眼中的绝望渐渐淡去,年富沉沉点头,说得没错,有这桩砝码在手,怎么也能卖出个好价钱。
西面极远处,稀稀落落的逃兵身影映入年斌眼帘,他紧握的拳头还在微微发抖,既是为自己的胜利惊喜,又在懊恼年富的逃脱。
“本是同根生,相煎何太急……”
身侧鬓发苍白的老者正是大燕国“平章军国重事”左未生,看着满地尸骸和已染成猩红的湖畔,他也忍不住怆然泪下,这都是大燕子民啊……当然,儿子左志彦亡于年富之手,更让他痛彻心肺。
“左相,二哥必踞吉林城,我们……”
年斌的问询打断了左未生的哀思,他缓缓摇头。
“年富已无立业之资,不足为患,现在最重要的还是求得圣道的认可。
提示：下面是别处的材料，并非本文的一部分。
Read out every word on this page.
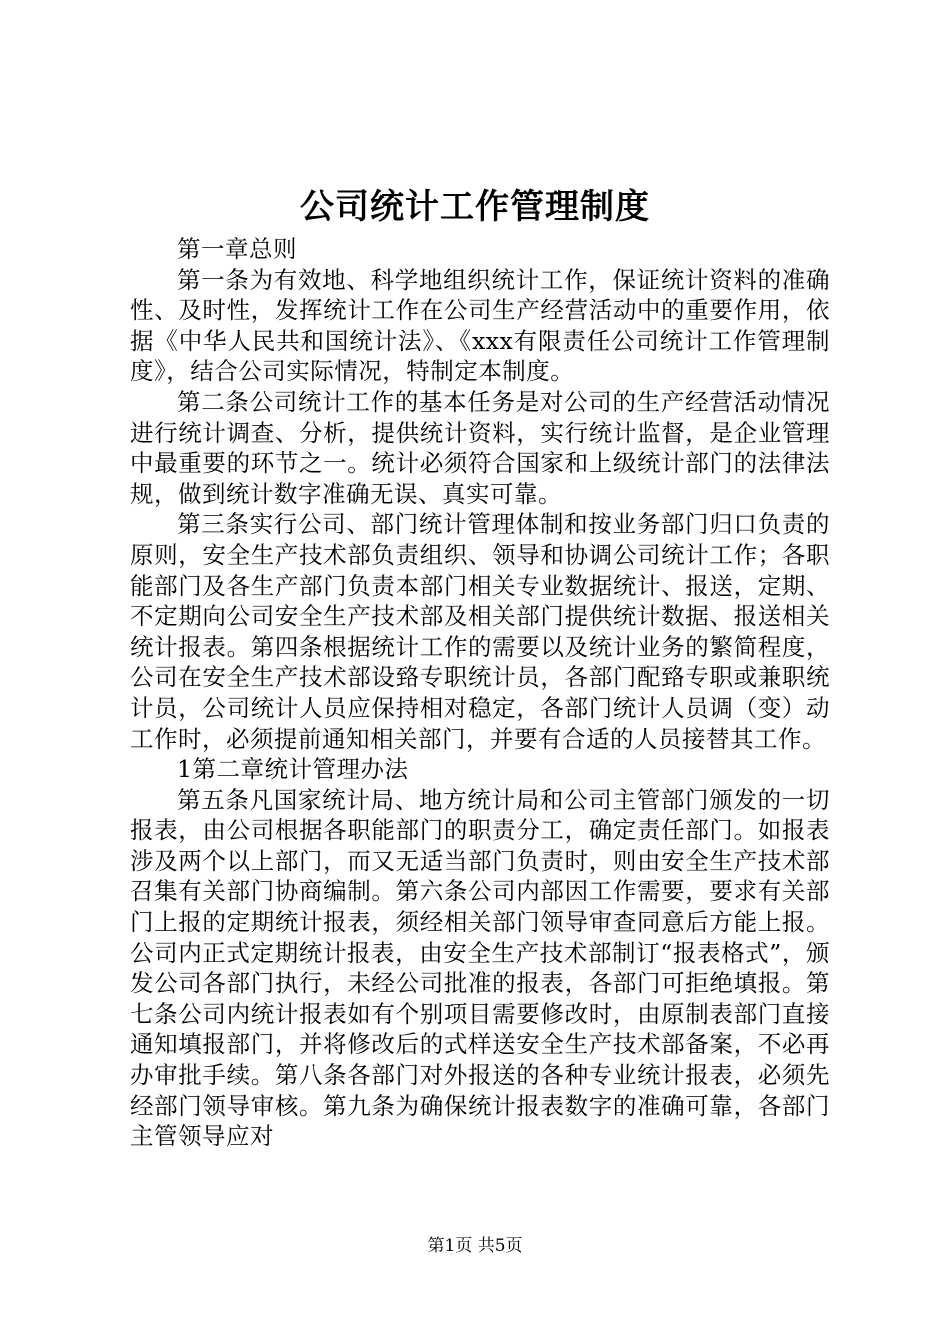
公司统计工作管理制度

第一章总则

第一条为有效地、科学地组织统计工作，保证统计资料的准确性、及时性，发挥统计工作在公司生产经营活动中的重要作用，依据《中华人民共和国统计法》、《xxx有限责任公司统计工作管理制度》，结合公司实际情况，特制定本制度。

第二条公司统计工作的基本任务是对公司的生产经营活动情况进行统计调查、分析，提供统计资料，实行统计监督，是企业管理中最重要的环节之一。统计必须符合国家和上级统计部门的法律法规，做到统计数字准确无误、真实可靠。

第三条实行公司、部门统计管理体制和按业务部门归口负责的原则，安全生产技术部负责组织、领导和协调公司统计工作；各职能部门及各生产部门负责本部门相关专业数据统计、报送，定期、不定期向公司安全生产技术部及相关部门提供统计数据、报送相关统计报表。第四条根据统计工作的需要以及统计业务的繁简程度，公司在安全生产技术部设臵专职统计员，各部门配臵专职或兼职统计员，公司统计人员应保持相对稳定，各部门统计人员调（变）动工作时，必须提前通知相关部门，并要有合适的人员接替其工作。

1第二章统计管理办法

第五条凡国家统计局、地方统计局和公司主管部门颁发的一切报表，由公司根据各职能部门的职责分工，确定责任部门。如报表涉及两个以上部门，而又无适当部门负责时，则由安全生产技术部召集有关部门协商编制。第六条公司内部因工作需要，要求有关部门上报的定期统计报表，须经相关部门领导审查同意后方能上报。公司内正式定期统计报表，由安全生产技术部制订“报表格式”，颁发公司各部门执行，未经公司批准的报表，各部门可拒绝填报。第七条公司内统计报表如有个别项目需要修改时，由原制表部门直接通知填报部门，并将修改后的式样送安全生产技术部备案，不必再办审批手续。第八条各部门对外报送的各种专业统计报表，必须先经部门领导审核。第九条为确保统计报表数字的准确可靠，各部门主管领导应对

第1页 共5页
”
年斌下意识地看看正在打扫战场的部下,带着三分期待地道:“咱们既然能跟北洋公司搭上线,雇来这些朝鲜日本佣兵,甚至还有英华镖局的人,这怕已是圣道的认可了吧?”
左未生没说话,这也是他的期待,而期待之下,则是浓浓的忧惧。大燕本就是个笑话,年羹尧没能把这笑话讲正经就去了,现在这一场内斗,大燕更沦落到大笑话的地步,未来到底会往何处去,他根本就看不清了。
天下之大,何处才是他左未生等恪守华夏道统的志士们的容身之地?
盛京,奉天宫殿,清宁宫里,茹喜的尖厉之声回荡在这座比坤宁宫小了不少的殿堂里,“我们满人,难道除了大清,就再无容身之国吗!?”
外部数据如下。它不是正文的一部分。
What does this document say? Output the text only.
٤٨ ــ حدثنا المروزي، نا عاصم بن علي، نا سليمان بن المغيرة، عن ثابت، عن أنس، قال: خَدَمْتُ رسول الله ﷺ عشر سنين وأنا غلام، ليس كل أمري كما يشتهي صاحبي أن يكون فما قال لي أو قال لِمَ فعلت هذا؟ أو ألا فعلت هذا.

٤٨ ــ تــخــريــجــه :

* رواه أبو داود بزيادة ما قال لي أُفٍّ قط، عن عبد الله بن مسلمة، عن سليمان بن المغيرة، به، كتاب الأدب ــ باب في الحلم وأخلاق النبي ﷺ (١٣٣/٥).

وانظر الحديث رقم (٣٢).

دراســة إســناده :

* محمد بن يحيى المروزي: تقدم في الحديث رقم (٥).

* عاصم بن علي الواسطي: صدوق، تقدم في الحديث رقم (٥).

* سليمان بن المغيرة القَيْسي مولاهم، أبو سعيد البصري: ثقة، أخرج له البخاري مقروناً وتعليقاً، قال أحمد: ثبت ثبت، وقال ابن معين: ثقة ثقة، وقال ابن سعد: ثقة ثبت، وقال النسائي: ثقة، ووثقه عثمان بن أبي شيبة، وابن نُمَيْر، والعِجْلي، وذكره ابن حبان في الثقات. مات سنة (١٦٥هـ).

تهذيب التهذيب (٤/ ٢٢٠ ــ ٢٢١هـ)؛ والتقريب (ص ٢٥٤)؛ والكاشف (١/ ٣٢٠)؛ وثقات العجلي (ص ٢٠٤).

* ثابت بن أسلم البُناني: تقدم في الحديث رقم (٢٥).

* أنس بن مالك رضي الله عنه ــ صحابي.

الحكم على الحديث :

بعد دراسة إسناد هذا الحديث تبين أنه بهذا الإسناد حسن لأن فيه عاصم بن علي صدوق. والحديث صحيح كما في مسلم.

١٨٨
在场数十满臣不迭叩拜,连声应着不敢,可不少人显然语不由衷,听上去就是一片有气无力。
“大清已经亡了!我们满人,不能抱着大清一起沉下去!只要能存族,就是保住了青山,未来怎样,谁能说得定?这般道理,三岁小儿都知道,尔等为何还在瓜噪!?”
近月赶路,茹喜清减了许多,颧骨高高凸起,嘴唇也显得格外直薄,加上这话的语气,整个人就如刀尖一般,凌厉得让人不敢直面。
“哀家苦心经营,咱们满人才妥妥退了回来,谁敢妄动,乱了哀家谋算,就是存着害满人一族的心思!”
茹喜一边训斥着,一边盯住了以鄂尔泰、那苏图为首的盛京原班人马,以及所谓“满州五虎将”里的兆惠、高晋两人。此时班第还在锦州驻防,阿桂在主持辽阳防务和朝鲜事务,哈达哈则率兵扑向吉林城。
鄂尔泰、那苏图、满州五虎将,这些人是功臣,顶住了年羹尧的两面夹攻,还重制朝鲜,震慑英华红衣不敢轻进,让满人能够安然回了老家。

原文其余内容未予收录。